The targeting of lung cancer is particularly significant given that it is the type of cancer most commonly diagnosed and responsible for the most deaths globally. However, this type of therapy could be applied to various types of cancer and is already being tested in this capacity. In July, BioNTech posted phase 2 results that showed a different mRNA vaccine candidate, BNT111, alongside Sanofi and Regeneron’s Libtayo (cemiplimab), a PD-L1 checkpoint inhibitor, was able to achieve a statistically important improvement in the overall response rate for the combination treatment for advanced melanoma.

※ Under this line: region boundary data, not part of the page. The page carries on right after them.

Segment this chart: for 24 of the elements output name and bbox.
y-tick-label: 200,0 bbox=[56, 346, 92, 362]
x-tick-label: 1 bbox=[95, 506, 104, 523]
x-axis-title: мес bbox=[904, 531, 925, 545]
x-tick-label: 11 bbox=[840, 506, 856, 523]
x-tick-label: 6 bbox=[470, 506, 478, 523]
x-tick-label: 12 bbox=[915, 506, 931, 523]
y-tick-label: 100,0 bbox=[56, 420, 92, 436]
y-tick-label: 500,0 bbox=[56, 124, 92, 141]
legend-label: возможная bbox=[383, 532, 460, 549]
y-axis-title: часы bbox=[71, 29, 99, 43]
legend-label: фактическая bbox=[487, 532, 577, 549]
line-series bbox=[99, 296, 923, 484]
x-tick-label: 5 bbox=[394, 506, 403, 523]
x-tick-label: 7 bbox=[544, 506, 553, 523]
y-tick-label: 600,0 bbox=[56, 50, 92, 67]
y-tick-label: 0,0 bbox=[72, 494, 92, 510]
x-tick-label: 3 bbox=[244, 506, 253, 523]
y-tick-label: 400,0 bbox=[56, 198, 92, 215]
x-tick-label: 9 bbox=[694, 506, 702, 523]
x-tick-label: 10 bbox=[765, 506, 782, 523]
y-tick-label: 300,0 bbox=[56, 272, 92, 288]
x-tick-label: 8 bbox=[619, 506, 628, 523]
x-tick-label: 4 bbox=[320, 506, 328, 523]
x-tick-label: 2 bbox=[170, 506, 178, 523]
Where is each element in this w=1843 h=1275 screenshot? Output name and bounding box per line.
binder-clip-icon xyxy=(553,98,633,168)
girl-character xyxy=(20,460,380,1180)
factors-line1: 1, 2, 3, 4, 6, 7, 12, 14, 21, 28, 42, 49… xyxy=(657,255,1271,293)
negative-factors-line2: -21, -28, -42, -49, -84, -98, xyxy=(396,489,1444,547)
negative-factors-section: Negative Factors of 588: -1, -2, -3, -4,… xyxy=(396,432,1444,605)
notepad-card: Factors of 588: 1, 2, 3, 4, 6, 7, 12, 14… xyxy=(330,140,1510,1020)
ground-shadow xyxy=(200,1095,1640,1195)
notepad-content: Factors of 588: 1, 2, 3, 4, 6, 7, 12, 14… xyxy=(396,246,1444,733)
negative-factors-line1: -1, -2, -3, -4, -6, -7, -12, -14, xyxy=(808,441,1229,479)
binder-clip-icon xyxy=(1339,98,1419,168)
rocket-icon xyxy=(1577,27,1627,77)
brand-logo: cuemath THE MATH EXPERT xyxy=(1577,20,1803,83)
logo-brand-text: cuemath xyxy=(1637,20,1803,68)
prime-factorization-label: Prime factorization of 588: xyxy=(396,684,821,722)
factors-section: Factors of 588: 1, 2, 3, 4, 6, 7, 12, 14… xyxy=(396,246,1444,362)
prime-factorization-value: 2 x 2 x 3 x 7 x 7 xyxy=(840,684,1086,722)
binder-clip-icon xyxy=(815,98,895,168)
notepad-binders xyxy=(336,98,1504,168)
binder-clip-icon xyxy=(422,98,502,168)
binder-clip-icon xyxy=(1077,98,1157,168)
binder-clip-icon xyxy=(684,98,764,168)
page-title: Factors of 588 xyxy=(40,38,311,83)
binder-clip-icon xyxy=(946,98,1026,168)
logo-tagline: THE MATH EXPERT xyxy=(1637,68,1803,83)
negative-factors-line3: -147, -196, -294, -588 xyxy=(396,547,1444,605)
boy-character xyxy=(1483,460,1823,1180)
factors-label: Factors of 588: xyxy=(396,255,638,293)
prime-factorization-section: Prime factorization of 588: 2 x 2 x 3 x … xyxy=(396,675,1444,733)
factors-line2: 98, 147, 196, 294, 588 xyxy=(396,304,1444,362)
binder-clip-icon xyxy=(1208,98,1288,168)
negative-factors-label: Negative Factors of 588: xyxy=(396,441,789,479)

Another company that scored an approval for its mRNA COVID-19 vaccine, Moderna, is also progressing its pipeline of candidates against cancer. The bulk of its targets within cancer utilise its mRNA-4157 vaccine candidate to target various cancer types in combination with PD-1 therapy, with oncology indications including melanoma, NSCLC, cutaneous squamous cell carcinoma, and others. Each of these potential combination treatments have progressed to phase 2 or further.

With PD-1/L1 treatments being effective treatments for a wide range of cancers, the hope is that an mRNA vaccine boosting this efficacy further could aid cancer patients to remain cancer-free. There is also the financial angle to any successful combination therapy, if it could prove itself to outperform checkpoint inhibitors alone then it could become a standard of treatment in certain areas. Considering that PD-1/L1 are some of the most lucrative drug treatments across the industry, this could be a major coup for any mRNA developer that manages to successfully co-develop such a treatment.

The last hurdle

This approach should soon be going in front of the FDA, with Moderna and Merck’s mRNA-4157/Keytruda (pembrolizumab) combination having three years of data to potentially back up a filing for accelerated approval in melanoma. Earlier this year, FierceBiotech reported that Peter Marks, director of the FDA’s Center for Biologics Evaluation and Research, had said that the agency is ready to review mRNA vaccines, on a similar basis to CAR-T treatments.

The necessity for the agency to clarify that it is ready to review the potential products highlights the complexity facing regulators with these products. As outlined by a recent paper, challenges exist when it comes to commercialising this novel class of therapies. The authors state that the regulatory framework for a drug modality with a diverse range of applications is unclear. In addition, they add that there is a need for the harmonisation of definitions across regulatory agencies, with mRNA vaccines sometimes labelled as gene therapy, while others refer to gene silencing and gene delivery via RNA molecules as RNA therapeutics. With some mRNA approaches also using AI to personalise each vaccine to the patient, there are also questions about how to regulate a product that can differ each time it is delivered.

As such, this novel approach will require significant flexibility on the part of global agencies and will likely need adaption to regulations should they prove effective enough to be approved. With a number of mRNA therapeutics targeting indications in oncology, such hurdles will be faced down in the short term. In the long term, mRNA vaccines could change the way that cancer is treated.